Assume that $f$ is Riemann integrable over $[a, b]$. Show that $|f|$ is Riemann integrable over $[a,b]$
(Note that the definition of Riemann integrability that I'm using is through Darboux sums)
Attempted proof: Let $\epsilon > o$ be given, then there exists a partition $P = \{x_i\}_{i = 0}^n$ of $[a, b]$ such that $U(f, P), -L(f, P) < \epsilon$.
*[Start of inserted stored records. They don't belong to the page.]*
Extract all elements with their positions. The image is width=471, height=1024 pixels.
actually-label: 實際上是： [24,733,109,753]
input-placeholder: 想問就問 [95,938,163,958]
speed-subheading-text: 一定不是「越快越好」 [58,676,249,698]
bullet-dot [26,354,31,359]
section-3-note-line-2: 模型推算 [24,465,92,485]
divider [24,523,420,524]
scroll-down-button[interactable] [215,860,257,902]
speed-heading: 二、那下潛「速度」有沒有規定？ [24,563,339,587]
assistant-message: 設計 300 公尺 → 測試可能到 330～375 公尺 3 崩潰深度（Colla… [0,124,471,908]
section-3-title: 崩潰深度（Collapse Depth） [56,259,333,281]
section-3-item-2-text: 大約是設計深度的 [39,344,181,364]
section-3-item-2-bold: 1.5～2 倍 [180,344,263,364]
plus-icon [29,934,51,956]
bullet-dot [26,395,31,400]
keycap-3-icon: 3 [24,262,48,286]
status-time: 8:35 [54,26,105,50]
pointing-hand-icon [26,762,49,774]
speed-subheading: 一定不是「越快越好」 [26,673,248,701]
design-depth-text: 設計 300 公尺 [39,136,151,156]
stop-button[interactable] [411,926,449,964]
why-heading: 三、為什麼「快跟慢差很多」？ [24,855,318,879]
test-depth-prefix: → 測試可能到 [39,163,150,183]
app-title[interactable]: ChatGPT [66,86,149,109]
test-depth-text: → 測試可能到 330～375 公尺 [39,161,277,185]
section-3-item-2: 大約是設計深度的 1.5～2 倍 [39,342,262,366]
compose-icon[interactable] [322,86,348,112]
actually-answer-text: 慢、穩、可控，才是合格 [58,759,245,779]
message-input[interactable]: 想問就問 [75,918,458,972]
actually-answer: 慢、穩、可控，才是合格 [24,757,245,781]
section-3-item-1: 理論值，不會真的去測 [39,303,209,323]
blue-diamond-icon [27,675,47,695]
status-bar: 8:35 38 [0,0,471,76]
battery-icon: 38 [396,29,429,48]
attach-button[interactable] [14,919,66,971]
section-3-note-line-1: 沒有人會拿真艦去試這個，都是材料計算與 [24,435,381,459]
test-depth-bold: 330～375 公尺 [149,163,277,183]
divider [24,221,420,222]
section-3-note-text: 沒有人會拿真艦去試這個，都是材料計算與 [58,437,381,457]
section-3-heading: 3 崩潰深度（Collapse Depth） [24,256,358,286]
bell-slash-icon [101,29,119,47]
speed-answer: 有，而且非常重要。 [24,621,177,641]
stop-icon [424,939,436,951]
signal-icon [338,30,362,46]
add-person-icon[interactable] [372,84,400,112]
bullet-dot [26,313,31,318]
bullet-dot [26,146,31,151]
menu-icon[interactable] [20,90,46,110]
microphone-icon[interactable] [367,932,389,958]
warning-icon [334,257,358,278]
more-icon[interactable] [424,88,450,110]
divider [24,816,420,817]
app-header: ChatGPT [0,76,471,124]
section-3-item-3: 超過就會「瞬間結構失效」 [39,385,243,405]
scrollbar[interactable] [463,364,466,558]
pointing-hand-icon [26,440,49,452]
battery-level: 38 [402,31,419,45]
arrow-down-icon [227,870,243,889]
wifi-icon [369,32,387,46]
Then we have $$U(|f|, P) = \sum_{i=1}^n \sup_{x \in [x_{i-1}, x_i]}|f(x)|(x_i - x_{i-1}) = \sum_{i=1}^n \left|\inf_{x \in [x_{i-1}, x_i]}f(x)\right|(x_i - x_{i-1})$$ which implies that $$U(|f|, P) = \sum_{i=1}^n |m_i|(x_i - x_{i-1})$$
and similarly we have $$L(|f|, P) = \sum_{i=1}^n \inf_{x \in [x_{i-1}, x_i]}|f(x)|(x_i - x_{i-1}) = \sum_{i=1}^n \left|\sup_{x \in [x_{i-1}, x_i]}f(x)\right|(x_i - x_{i-1})$$
which implies that $$L(|f|, P) = \sum_{i=1}^n |M_i|(x_i - x_{i-1})$$
Thus $U(|f|, P) - L(|f|, P) = \sum_{i=1}^n\left(|m_i| - |M_i|\right)(x_i - x_{i-1})$ and since for any $i \in \{0, ..., n\}$ we have $|m_i|< |M_i|$ it follows that $|m_i| - |M_i| < 0$ hence $U(|f|, P) - L(|f|, P) < 0 < \epsilon$ and by the criterion for integrability we have $|f|$ to be Riemann integrable over $[a, b]$. $\square$
Is the above proof correct? Have I made any mistakes or errors?